By Yajurvindra Singh
21st of January: The waning interest in Test cricket led to the emergence of the limited-overs version. Time became an important commodity and watching cricket for five days became a luxury. Moreover, the world was changing as people wanted a result in the end and so a draw in cricket was disallowed.
Cricket lacked a platform where the best teams could compete against each other in a short amount of time to anoint a world champion. The 1975 World Cup in England became an ideal setting and winning the championship side of the West Indies was just the icing on the cake.
The West Indies were the best side in the world at the time and for them to win the Cup in 1979 as well, the World Cup was felt to be an ideal indicator of how to greet a champion. The first three World Cups were played as a 60-overs-a-side format and some matches became a two-day affair.
India, winning the cup in 1983, was the best result for world cricket. The Goliath of cricket, West Indies, were eventually dethroned by the David of cricket, India. A minnow Asian side beating the world champions was just the ingredient that prompted millions of fans to follow the match again. In 1985, the two Asian giants, Pakistan and India, were in the final at the One-Day Champions trophy in Australia. This resulted in a decline in the aura and superiority that Australia, England and the West Indies had for more than a century of cricket.

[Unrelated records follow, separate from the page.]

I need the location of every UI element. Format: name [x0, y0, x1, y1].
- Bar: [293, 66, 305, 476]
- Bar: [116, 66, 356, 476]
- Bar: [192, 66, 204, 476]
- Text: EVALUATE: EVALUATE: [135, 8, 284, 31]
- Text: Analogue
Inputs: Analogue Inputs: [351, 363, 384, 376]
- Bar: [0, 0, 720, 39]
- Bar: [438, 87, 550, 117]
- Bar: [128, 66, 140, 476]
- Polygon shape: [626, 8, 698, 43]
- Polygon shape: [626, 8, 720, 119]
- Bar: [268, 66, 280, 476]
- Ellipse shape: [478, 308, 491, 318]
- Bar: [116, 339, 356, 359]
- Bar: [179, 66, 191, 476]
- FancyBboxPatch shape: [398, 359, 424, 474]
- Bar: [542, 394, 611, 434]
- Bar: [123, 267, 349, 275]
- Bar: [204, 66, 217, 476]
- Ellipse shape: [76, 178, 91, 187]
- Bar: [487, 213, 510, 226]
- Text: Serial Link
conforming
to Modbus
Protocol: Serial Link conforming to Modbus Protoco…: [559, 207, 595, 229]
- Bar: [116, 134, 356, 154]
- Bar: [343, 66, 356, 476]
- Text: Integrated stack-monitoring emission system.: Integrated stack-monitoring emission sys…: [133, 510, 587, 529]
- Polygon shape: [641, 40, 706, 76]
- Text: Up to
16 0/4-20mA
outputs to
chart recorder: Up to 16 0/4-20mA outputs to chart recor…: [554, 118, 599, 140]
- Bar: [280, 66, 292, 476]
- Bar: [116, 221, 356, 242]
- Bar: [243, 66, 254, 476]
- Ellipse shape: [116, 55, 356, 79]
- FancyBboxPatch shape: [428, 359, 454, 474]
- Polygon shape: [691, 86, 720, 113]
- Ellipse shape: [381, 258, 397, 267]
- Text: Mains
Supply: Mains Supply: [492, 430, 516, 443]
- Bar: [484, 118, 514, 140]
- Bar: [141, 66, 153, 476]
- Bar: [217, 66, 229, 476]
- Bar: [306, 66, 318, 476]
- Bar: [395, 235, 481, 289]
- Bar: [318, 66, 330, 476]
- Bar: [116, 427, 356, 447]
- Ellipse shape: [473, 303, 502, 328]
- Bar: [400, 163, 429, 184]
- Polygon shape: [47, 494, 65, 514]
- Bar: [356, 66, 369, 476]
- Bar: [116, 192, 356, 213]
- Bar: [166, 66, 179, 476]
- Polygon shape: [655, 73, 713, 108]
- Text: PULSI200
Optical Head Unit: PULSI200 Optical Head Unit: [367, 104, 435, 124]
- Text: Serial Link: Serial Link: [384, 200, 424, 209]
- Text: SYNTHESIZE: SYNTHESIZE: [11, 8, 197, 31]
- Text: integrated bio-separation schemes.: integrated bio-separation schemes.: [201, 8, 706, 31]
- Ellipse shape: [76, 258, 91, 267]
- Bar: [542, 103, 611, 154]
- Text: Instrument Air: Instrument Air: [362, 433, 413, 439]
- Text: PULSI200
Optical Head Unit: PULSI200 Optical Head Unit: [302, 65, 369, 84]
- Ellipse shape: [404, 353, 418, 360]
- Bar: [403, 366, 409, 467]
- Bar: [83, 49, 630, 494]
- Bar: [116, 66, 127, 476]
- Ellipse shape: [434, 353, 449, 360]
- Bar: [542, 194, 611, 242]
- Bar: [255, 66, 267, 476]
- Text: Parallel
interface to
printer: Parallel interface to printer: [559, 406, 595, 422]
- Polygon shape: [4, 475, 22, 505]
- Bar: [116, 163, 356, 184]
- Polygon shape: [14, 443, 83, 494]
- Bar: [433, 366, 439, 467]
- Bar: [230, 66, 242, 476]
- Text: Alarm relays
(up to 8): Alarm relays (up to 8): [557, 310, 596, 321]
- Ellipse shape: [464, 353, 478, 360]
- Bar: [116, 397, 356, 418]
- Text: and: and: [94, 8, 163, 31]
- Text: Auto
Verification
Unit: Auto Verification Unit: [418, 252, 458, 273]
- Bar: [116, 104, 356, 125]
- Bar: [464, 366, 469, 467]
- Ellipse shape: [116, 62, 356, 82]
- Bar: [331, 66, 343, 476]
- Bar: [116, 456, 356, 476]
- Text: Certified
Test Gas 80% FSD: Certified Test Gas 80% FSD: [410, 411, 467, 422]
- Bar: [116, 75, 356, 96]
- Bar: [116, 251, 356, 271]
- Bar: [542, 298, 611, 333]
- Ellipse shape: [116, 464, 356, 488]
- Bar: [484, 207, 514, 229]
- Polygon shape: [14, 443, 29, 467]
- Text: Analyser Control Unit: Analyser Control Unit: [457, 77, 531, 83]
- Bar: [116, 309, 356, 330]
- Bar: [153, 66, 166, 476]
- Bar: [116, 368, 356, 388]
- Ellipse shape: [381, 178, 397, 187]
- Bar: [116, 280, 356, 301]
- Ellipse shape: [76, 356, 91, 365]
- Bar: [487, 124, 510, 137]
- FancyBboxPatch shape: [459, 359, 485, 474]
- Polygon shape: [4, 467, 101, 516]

In 1987 the Cup was played in India and Pakistan and due to the daylight crowds, the matches were reduced to a 50-overs affair. The shorter format became the norm for all future cups and several rule changes came into effect to make the One-Day Internationals interesting and exciting.
The introduction of the popular World Cup T20 cricket and the Test World Championship, it is felt, is causing the ODI to lose its luster. The popularity of Test cricket has gradually risen again to be recognized as the Holy Grail of cricket and cricketers are seriously measured by their performance in it. The limited-overs versions have resulted in cricketers playing test matches much more aggressively. The gloom and dullness that had crept into Test Cricket has slowly given way to thrilling stroke play and deadly bowling feats. Conditions around the world are different and therefore the uncertainties faced by the cricketers have added an extra interesting element. A cricketer is now judged on how good he is by his performance in the conventional form of the game, Test cricket. This is really fantastic for the royal game.
The T20 format has adopted the glamor of the 50-overs version. The innovation, uncertainty and intensity you see in the T20 has made watching that much more interesting and engaging. The simple slam-bang cricket has made it easier for every age group of viewers, which is why it has become a family sport to sit and enjoy together. The added beauty is that you don’t have to get into the core of the game like technique and deep knowledge to follow it.
The 50-overs One-Day International has become a rather dull and unexciting game. The first and last 10 overs of the game are the only interesting periods. The first is because one has to measure wicket and game conditions and how a team is doing in power play while the last 10 overs for either an attacking side or a chase to win or get a good score is the other interesting moment.
The 30 overs in between have become a boring affair. The fielding team usually has only one mission, and that is to give away as few runs as possible. On the other hand, the side batting finishes the bowling to create a good platform to launch into an attack later.
This cat-and-mouse or sparring duel between bat and ball has made the ODI a tedious affair. The strict bowling and fielding restrictions have made the bowler a non-entity, as one only hopes the batsman makes a mistake. As for the batter, one can get a decent score without actually taking unnecessary risks.
The ICC needs to take a serious look to make the ODIs more exciting and durable to play and watch. With the introduction of the T10 and 100 balls-a-side, the 50-overs version is under serious threat.
One thought would be to cut it down to a 40 overs-a-side format. The other would be to have two innings of 25 overs each. Perhaps the latter is a better option, as most fans want to see the best batsmen and bowlers in action.
If the ODI continues in its current fashion, it will surely lose its luster and end up in a dull and dull format. It is now up to the ICC to spice it up. For that, they need someone like Kerry Packer, who changed the face of cricket in the 1970s.
His cricket innovations have been followed ever since.